Multiple WordPress plugins, which were addressed in 2020, were found being exploited in the wild. Despite the WordPress plugin vulnerability being patched since 2020, there were instances of cross-site request forgery (CSRF) attacks occurring due to these plugins.
Details about the WordPress plugins vulnerabilities
According to reports by inTheWild, over 70 WordPress plugins and themes were vulnerable and are being exploited in the wild. However, it is not clear who has been targeted and the data pilfered by cybercriminals.
The Cyber Express reached out to the inTheWild team for details of the exploits. We will update this story after receiving its response.
The high-severity WordPress plugin vulnerability CVE-2021-4342 had a severity score of 8.8.
It was initially published on September 26, 2023, and last updated on June 7, 2023, a Wordfence Intelligence report stated.
The WordPress plugins vulnerabilities was rendered exploitable due to improperly implemented non-protection.
It allowed hackers to bypass the protection layer and circumvent preventive measures used to deter websites from entering the application. Hackers could work like account holders and steal system data by exploiting the WordPress plugins and themes vulnerability.
How CSRF attacks used WordPress plugins vulnerabilities for data hacks
Cross-Site Request Forgery attack manipulates the legitimate user of a device to submit a malicious request to a Web app to authenticate another user.
Also called Sea Surf or Session Riding, the CSRF is a web security vulnerability to attain the privileges of the target and use the system for malicious intent.
Since the WordPress plugins and themes vulnerability relies on a user tapping or accessing a malicious link, exploitation through a CSRF attack can be prevented to a large extent by not clicking on unexpected links.
Mitigation mechanism against CSRF attacks via WordPress themes vulnerability
WordPress API offered a one-time security token called nonces to check the validity of nonce in a request.
To know if a link is legitimate, a CSRF token can be implemented that prevents attacks. However, it requires the CSRF tokens to be stored in HTML form instead of session cookies.
Logging off the application can also prevent the app from being exposed at odd hours for manipulation. It would help if users changed their usernames and passwords immediately and keep doing so every three months.
Remove settings that allowed remembering passwords and use the app singly without accessing other tabs on a browser or applications to avoid clicking on a malicious link.
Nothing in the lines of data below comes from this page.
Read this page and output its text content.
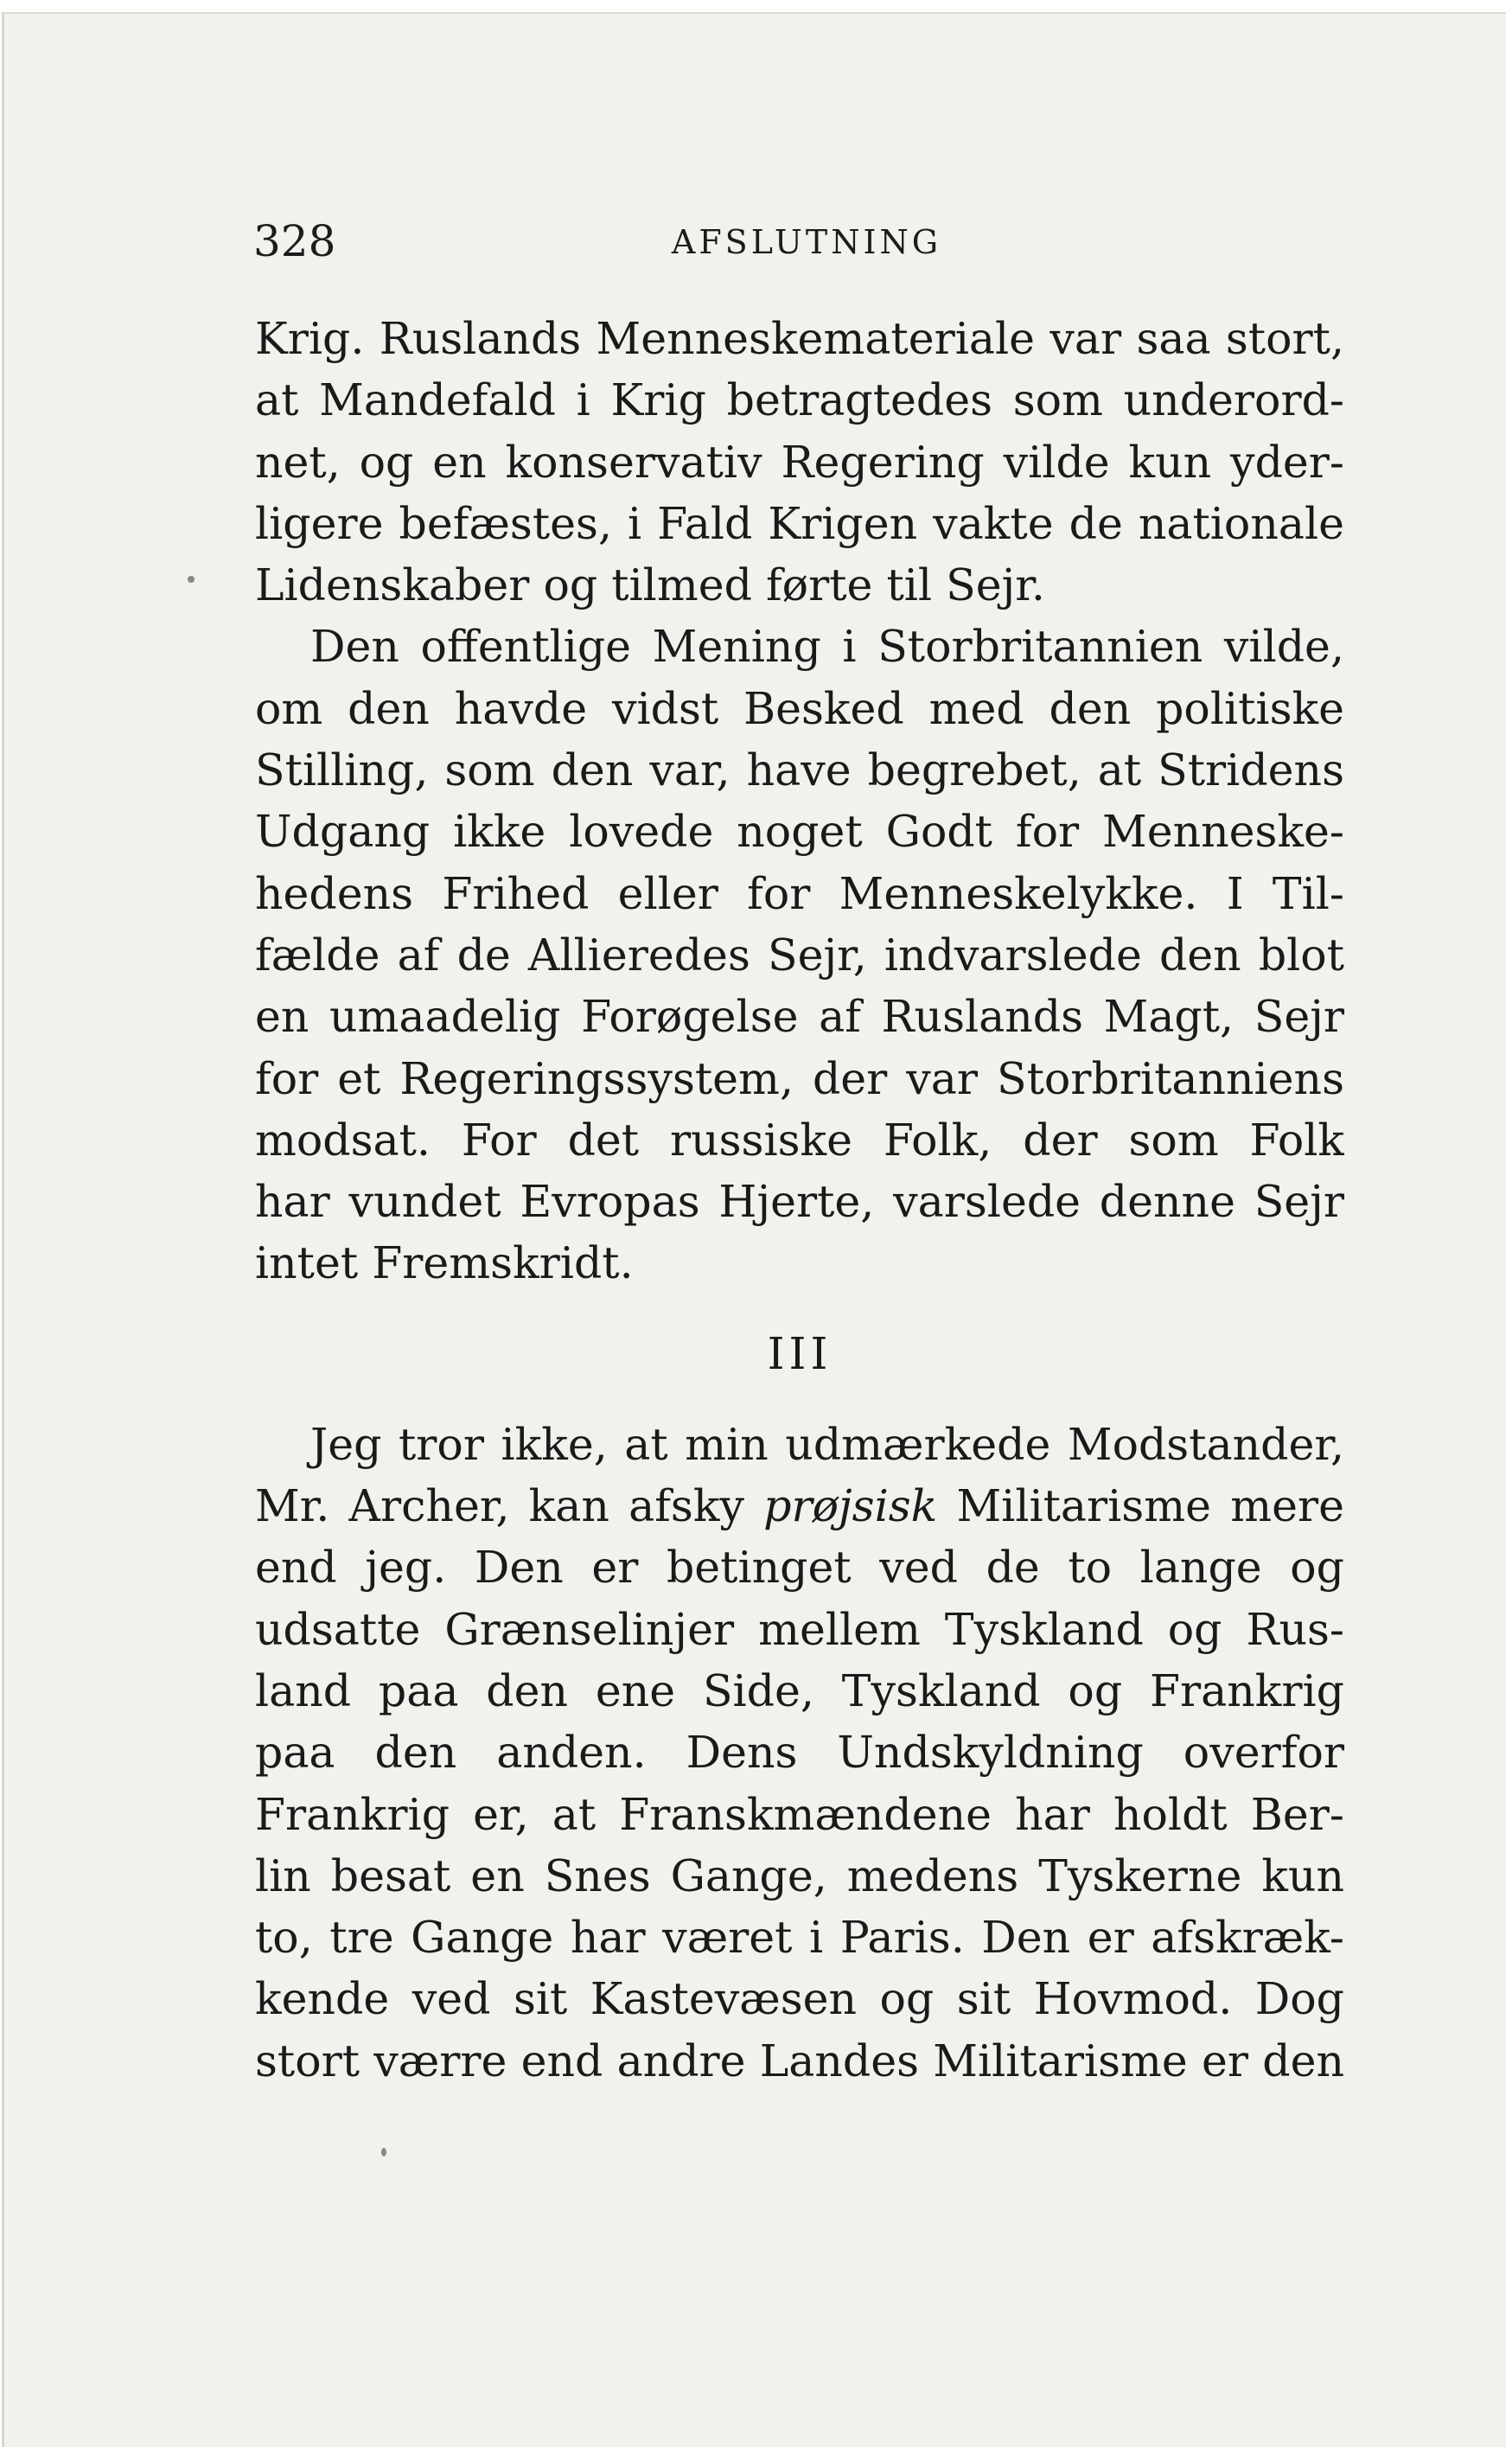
328	AFSLUTNING
Krig. Ruslands Menneskemateriale var saa stort,
at Mandefald i Krig betragtedes som underord-
net, og en konservativ Regering vilde kun yder-
ligere befæstes, i Fald Krigen vakte de nationale
Lidenskaber og tilmed førte til Sejr.
Den offentlige Mening i Storbritannien vilde,
om den havde vidst Besked med den politiske
Stilling, som den var, have begrebet, at Stridens
Udgang ikke lovede noget Godt for Menneske-
hedens Frihed eller for Menneskelykke. I Til-
fælde af de Allieredes Sejr, indvarslede den blot
en umaadelig Forøgelse af Ruslands Magt, Sejr
for et Regeringssystem, der var Storbritanniens
modsat. For det russiske Folk, der som Folk
har vundet Evropas Hjerte, varslede denne Sejr
intet Fremskridt.
III
Jeg tror ikke, at min udmærkede Modstander,
Mr. Archer, kan afsky prøjsisk Militarisme mere
end jeg. Den er betinget ved de to lange og
udsatte Grænselinjer mellem Tyskland og Rus-
land paa den ene Side, Tyskland og Frankrig
paa den anden. Dens Undskyldning overfor
Frankrig er, at Franskmændene har holdt Ber-
lin besat en Snes Gange, medens Tyskerne kun
to, tre Gange har været i Paris. Den er afskræk-
kende ved sit Kastevæsen og sit Hovmod. Dog
stort værre end andre Landes Militarisme er den
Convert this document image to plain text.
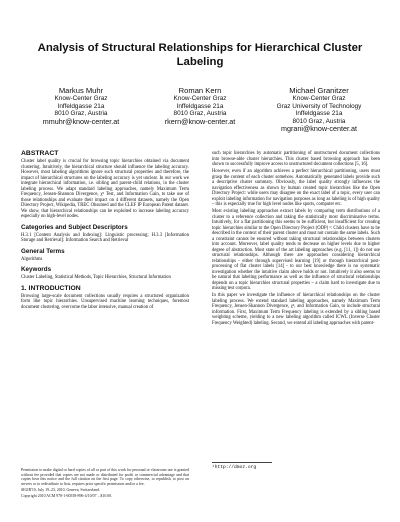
Analysis of Structural Relationships for Hierarchical Cluster Labeling
Markus Muhr
Know-Center Graz
Inffeldgasse 21a
8010 Graz, Austria
mmuhr@know-center.at
Roman Kern
Know-Center Graz
Inffeldgasse 21a
8010 Graz, Austria
rkern@know-center.at
Michael Granitzer
Know-Center Graz
Graz University of Technology
Inffeldgasse 21a
8010 Graz, Austria
mgrani@know-center.at
ABSTRACT

Cluster label quality is crucial for browsing topic hierarchies obtained via document clustering. Intuitively, the hierarchical structure should influence the labeling accuracy. However, most labeling algorithms ignore such structural properties and therefore, the impact of hierarchical structures on the labeling accuracy is yet unclear. In our work we integrate hierarchical information, i.e. sibling and parent-child relations, in the cluster labeling process. We adapt standard labeling approaches, namely Maximum Term Frequency, Jensen-Shannon Divergence, χ² Test, and Information Gain, to take use of those relationships and evaluate their impact on 4 different datasets, namely the Open Directory Project, Wikipedia, TREC Ohsumed and the CLEF IP European Patent dataset. We show, that hierarchical relationships can be exploited to increase labeling accuracy especially on high-level nodes.

Categories and Subject Descriptors

H.3.1 [Content Analysis and Indexing]: Linguistic processing; H.3.3 [Information Storage and Retrieval]: Information Search and Retrieval

General Terms

Algorithms

Keywords

Cluster Labeling, Statistical Methods, Topic Hierarchies, Structural Information

1. INTRODUCTION

Browsing large-scale document collections usually requires a structured organization form like topic hierarchies. Unsupervised machine learning techniques, foremost document clustering, overcome the labor intensive, manual creation of

Permission to make digital or hard copies of all or part of this work for personal or classroom use is granted without fee provided that copies are not made or distributed for profit or commercial advantage and that copies bear this notice and the full citation on the first page. To copy otherwise, to republish, to post on servers or to redistribute to lists, requires prior specific permission and/or a fee.

SIGIR'10, July 19–23, 2010, Geneva, Switzerland.

Copyright 2010 ACM 978-1-60558-896-4/10/07 ...$10.00.

such topic hierarchies by automatic partitioning of unstructured document collections into browse-able cluster hierarchies. This cluster based browsing approach has been shown to successfully improve access to unstructured document collections [5, 16].

However, even if an algorithm achieves a perfect hierarchical partitioning, users must grasp the content of each cluster somehow. Automatically generated labels provide such a descriptive cluster summary. Obviously, the label quality strongly influences the navigation effectiveness as shown by human created topic hierarchies like the Open Directory Project: while users may disagree on the exact label of a topic, every user can exploit labeling information for navigation purposes as long as labeling is of high quality – this is especially true for high level nodes like sports, computer etc.

Most existing labeling approaches extract labels by comparing term distributions of a cluster to a reference collection and taking the statistically most discriminative terms. Intuitively, for a flat partitioning this seems to be sufficient, but insufficient for creating topic hierarchies similar to the Open Directory Project (ODP) ¹: Child clusters have to be described in the context of their parent cluster and must not contain the same labels. Such a constraint cannot be ensured without taking structural relationships between clusters into account. Moreover, label quality tends to decrease on higher levels due to higher degree of abstraction. Most state of the art labeling approaches (e.g. [11, 1]) do not use structural relationships. Although there are approaches considering hierarchical relationships - either through supervised learning [19] or through hierarchical post-processing of flat cluster labels [14] - to our best knowledge there is no systematic investigation whether the intuitive claim above holds or not. Intuitively it also seems to be natural that labeling performance as well as the influence of structural relationships depends on a topic hierarchies structural properties – a claim hard to investigate due to missing test corpora.

In this paper we investigate the influence of hierarchical relationships on the cluster labeling process. We extend standard labeling approaches, namely Maximum Term Frequency, Jensen-Shannon Divergence, χ², and Information Gain, to include structural information. First, Maximum Term Frequency labeling is extended by a sibling based weighting scheme, yielding to a new labeling algorithm called ICWL (Inverse Cluster Frequency Weighted) labeling. Second, we extend all labeling approaches with parent-

¹http://dmoz.org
List of updates issued since 2020 to address the WordPress plugins vulnerabilities
On September 16, 2020, a report noted 25 vulnerable WordPress plugins. These vulnerable WordPress plugins offered several features on the blogging website and were popular among bloggers for their extended benefits.
Some of them are as follows –
- Cartflows that has had over 100,000 installations in 2020.
- Paid Memberships Pro with over 100,000 installations.
- Cool Timeline with over 10,000 installations.
- Custom Field Template that was downloaded over 70,000 times.
- eCommerce Product Catalog Plugin downloaded over 10,000 times.
On September 26, 2020, more WordPress plugins and themes were added to the catalog. The vulnerable WordPress plugins addressed in this report were Ocean Extra and EWWW Image Optimizer.
The vulnerable WordPress themes mentioned in this report included Customizr a WordPress theme for a good user interface on smartphones.
In March 2021, a report addressed multiple WordPress plugins there were offered updates. Some of them included –
- Post SMTP Mailer/Email Log a mail plugin
- Forminator to create several types of forms
- Dokan with e-commerce related works
The updates continued through June 8, 2021 and June 21, 2021 wherein several WordPress plugins were offered patches including Qtranslate Slug, Custom css-js-php, Absolute Reviews, and Advanced Popups.
The following WordPress plugin vulnerabilities updates were offered in July 2021 and August 2021 addressing Slider Hero, WP-Backgrounds Lite and WP Security Question among others. There were no updates for the WordPress plugins and themes vulnerability thereafter until it was found to be exploited in the wild recently.